Diante de um lanchinho que não ligávamos, o comando do mar para que o comêssemos veio de mamãe quando ela nos deu as costas ao se colocar diante da janela aberta para melhor fingir que a voz grossa que fazia vinha da imensidão lá de fora, e virando-se para nós de novo, dizer-nos no seu tom normal que o mar queria que ficássemos fortes, devíamos comer: o mar tinha mandado. Eu sabia que era ela que tinha falado como se fosse o mar e ao mesmo tempo acreditava que o mar havia falado pra nós. Tudo era tudo, na unidade que as criancinhas sentem em sua ignorância da rigidez dos conceitos e definições das palavras. Cada vez que mamãe repetia a ordem do mar, era ele que eu ouvia, e era ela que eu amava por se tornar ele.


O entrelaçar de cores, seres, brisa e voz na cozinha do meu primeiro lar sempre retornou aquela essência comum ao som, tato, vista, fora e dentro, mãe e mar, coração e vida.

Naquelas manhãs douradas, mamãe nos levava `a praia e nos mergulhava na beira da água, com meu irmão gritando e esperneando, e nos levava de volta `a nossa toalha naquela areia infinita, para voltar e nadar sozinha. Afastava-se na direção de uma onda distante e ao mesmo tempo perto num verde que não parava de crescer, espelhando o sol como um cometa líquido através da sua extensão, atraindo e assustando, esticando e encolhendo com o pique e curva da massa fluida no seio da qual brilhava como um coração pulsante e aniquilador; divindade pronta `a explodir e abençoar.


Aproximando-se daquele coração luminoso e imperativo de sal e luz, mamãe se afastava mais e mais de nós, tão pequeninos na toalha retangular cuja precariedade, sob o comando materno de que esperássemos ali em cima dela, marcava nosso território como uma bandeira no sol quente de Copacabana. O mar, o céu, a areia, a onda e seu coração, os passos de mamãe na sua direção, tudo era gigantesco. Não em tamanho mas em significado, pois olhávamos tudo com a alma e o que víamos era incomensurável. Aquela imensidão era o calor gostoso na minha pele arrepiada, os pingos de água salgada escorrendo do meu rosto e desaparecendo na toalha em que meu irmão ainda bebê estava deitado em submissão e maravilhamento, tão redondo ali perto de mim.

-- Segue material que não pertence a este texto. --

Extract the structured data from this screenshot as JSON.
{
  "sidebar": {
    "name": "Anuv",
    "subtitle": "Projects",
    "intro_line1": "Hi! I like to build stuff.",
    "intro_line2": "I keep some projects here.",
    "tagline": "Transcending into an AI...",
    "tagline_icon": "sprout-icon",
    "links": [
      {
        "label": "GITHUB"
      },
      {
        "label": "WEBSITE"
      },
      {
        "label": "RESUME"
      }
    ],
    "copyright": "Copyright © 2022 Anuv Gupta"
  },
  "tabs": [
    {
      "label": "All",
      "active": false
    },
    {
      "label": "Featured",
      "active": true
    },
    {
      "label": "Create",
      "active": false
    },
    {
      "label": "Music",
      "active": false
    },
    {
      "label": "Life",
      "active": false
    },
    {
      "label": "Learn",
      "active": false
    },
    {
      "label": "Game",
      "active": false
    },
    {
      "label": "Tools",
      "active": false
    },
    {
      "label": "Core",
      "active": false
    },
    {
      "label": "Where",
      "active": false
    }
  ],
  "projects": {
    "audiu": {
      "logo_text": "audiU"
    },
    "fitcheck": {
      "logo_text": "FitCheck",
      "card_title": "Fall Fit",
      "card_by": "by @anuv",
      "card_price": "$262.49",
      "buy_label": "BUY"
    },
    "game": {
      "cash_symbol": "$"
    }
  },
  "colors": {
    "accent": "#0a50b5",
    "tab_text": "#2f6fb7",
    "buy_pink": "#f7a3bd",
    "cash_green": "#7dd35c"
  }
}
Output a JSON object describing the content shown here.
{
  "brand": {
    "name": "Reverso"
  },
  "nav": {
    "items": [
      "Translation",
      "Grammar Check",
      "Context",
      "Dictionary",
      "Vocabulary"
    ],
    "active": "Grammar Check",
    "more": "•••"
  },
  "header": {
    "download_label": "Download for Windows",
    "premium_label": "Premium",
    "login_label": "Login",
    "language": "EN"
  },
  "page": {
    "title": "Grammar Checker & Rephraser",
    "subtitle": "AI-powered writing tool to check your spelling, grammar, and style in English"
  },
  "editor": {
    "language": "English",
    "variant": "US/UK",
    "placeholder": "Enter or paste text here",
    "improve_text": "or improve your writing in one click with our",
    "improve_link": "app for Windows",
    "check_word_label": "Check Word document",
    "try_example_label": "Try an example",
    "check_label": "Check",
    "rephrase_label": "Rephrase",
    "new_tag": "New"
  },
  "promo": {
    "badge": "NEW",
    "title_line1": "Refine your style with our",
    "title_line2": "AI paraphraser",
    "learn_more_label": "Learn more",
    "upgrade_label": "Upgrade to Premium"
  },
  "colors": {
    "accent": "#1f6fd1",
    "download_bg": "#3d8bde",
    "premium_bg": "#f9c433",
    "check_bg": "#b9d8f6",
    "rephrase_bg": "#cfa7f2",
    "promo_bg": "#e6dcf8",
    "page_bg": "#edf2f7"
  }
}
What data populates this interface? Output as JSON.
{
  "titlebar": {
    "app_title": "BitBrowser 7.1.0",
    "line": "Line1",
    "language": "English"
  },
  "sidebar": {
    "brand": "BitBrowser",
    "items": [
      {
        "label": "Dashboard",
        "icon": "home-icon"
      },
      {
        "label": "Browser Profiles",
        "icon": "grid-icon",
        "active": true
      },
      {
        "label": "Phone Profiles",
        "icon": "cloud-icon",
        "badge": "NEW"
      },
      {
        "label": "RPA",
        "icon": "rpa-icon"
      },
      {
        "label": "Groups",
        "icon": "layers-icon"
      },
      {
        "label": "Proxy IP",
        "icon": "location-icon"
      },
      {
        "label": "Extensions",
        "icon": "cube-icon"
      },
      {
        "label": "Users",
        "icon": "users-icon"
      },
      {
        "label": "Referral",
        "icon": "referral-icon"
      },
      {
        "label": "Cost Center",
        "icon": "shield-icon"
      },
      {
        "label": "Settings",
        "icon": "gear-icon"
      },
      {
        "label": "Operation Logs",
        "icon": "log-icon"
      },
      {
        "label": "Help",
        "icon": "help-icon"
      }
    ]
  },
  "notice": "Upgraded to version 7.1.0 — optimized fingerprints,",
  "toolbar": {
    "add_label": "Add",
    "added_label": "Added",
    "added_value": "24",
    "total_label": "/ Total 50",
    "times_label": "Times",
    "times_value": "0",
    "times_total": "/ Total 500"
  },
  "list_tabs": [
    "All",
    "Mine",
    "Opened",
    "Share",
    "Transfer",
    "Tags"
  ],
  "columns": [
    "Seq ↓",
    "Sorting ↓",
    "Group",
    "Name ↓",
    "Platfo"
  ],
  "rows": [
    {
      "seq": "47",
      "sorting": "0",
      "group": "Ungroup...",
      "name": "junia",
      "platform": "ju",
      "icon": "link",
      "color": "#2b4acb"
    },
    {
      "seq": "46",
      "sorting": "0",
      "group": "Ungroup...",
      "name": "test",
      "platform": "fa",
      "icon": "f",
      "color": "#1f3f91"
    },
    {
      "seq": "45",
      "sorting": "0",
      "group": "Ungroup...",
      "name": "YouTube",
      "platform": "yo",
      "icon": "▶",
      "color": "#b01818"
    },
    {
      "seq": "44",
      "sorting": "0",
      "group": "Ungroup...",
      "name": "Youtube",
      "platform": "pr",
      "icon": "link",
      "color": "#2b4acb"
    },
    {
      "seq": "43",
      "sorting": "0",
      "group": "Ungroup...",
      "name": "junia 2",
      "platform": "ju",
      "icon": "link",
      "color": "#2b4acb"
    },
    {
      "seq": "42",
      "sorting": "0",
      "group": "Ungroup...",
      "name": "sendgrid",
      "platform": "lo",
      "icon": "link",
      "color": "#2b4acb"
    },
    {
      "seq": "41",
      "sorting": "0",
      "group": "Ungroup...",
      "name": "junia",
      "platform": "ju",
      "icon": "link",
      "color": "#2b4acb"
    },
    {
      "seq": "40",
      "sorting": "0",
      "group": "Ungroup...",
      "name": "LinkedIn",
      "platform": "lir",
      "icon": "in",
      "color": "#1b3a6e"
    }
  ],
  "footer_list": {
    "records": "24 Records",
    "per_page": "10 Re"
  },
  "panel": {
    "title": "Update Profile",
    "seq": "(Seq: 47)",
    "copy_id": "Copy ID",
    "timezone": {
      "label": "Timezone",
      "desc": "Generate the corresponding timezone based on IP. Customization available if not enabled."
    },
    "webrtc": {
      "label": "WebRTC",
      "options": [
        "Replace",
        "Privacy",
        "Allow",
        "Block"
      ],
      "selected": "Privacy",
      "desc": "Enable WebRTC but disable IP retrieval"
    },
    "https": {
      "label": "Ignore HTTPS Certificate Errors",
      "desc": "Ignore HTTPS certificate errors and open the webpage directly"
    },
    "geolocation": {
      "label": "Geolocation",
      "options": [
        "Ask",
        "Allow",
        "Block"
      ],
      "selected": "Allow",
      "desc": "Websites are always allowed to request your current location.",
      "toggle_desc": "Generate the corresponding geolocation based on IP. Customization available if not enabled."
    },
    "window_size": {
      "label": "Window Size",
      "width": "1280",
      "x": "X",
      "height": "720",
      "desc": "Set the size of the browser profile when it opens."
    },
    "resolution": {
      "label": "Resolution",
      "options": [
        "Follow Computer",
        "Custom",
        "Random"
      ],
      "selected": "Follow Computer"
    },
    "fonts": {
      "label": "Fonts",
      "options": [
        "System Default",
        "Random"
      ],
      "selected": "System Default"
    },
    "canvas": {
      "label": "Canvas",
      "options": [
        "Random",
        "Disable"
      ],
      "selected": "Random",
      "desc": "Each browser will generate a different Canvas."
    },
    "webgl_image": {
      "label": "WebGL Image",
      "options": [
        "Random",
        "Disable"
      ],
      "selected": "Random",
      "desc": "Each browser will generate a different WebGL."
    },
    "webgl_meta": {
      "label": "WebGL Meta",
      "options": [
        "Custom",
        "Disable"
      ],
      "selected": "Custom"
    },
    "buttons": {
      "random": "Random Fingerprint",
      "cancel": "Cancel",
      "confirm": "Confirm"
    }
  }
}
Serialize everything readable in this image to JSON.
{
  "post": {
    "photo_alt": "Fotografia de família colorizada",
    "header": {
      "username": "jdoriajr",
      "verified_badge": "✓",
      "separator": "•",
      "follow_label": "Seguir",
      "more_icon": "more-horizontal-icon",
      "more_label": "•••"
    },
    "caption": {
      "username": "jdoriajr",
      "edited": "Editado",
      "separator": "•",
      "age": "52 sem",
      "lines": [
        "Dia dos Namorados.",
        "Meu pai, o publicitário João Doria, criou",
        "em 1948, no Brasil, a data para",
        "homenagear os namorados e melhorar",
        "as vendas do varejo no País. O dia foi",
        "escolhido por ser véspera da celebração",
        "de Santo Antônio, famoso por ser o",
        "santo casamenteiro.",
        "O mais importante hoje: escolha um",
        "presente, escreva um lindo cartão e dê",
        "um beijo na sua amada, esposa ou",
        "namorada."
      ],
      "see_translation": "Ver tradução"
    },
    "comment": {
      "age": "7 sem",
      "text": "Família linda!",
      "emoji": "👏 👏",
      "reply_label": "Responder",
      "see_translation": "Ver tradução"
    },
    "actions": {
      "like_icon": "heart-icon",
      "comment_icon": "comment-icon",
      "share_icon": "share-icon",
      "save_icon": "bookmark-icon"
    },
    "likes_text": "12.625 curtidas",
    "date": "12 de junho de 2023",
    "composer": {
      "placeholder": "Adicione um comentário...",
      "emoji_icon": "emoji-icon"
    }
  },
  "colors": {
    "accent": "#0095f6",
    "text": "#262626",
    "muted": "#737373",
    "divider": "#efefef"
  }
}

Éramos um amontoado quase amorfo de curvas e formas molhadas no tecido quente que naquele espaço sem fim continuava a ser a nossa ancora na autoridade de nossa mãe. Ainda incapazes de duvidar, questionar, ou se dividir, éramos inocentes; entregues. A onda podia engolir ou retornar nossa mãe, mas ainda assim a confiança que tínhamos tudo abrangia. Água salgada tinha gosto de ameaça e beleza em minha boca. Esse momento se reproduz como outra onda, invisível e infinita, de alívio e felicidade.


O mundo antes da palavra se acabou quando papai e mamãe deixaram meus irmãos e eu com nossos avos e viajaram com bolsa de estudos de dois anos para a Europa. A inocência daquele tempo murchou nas minhas tentativas de entender a realidade através da sua ausência, do medo, e do dever.


O reconhecimento de ayahuasca é a luz da confissão que mostra o perdão a ser alcançado.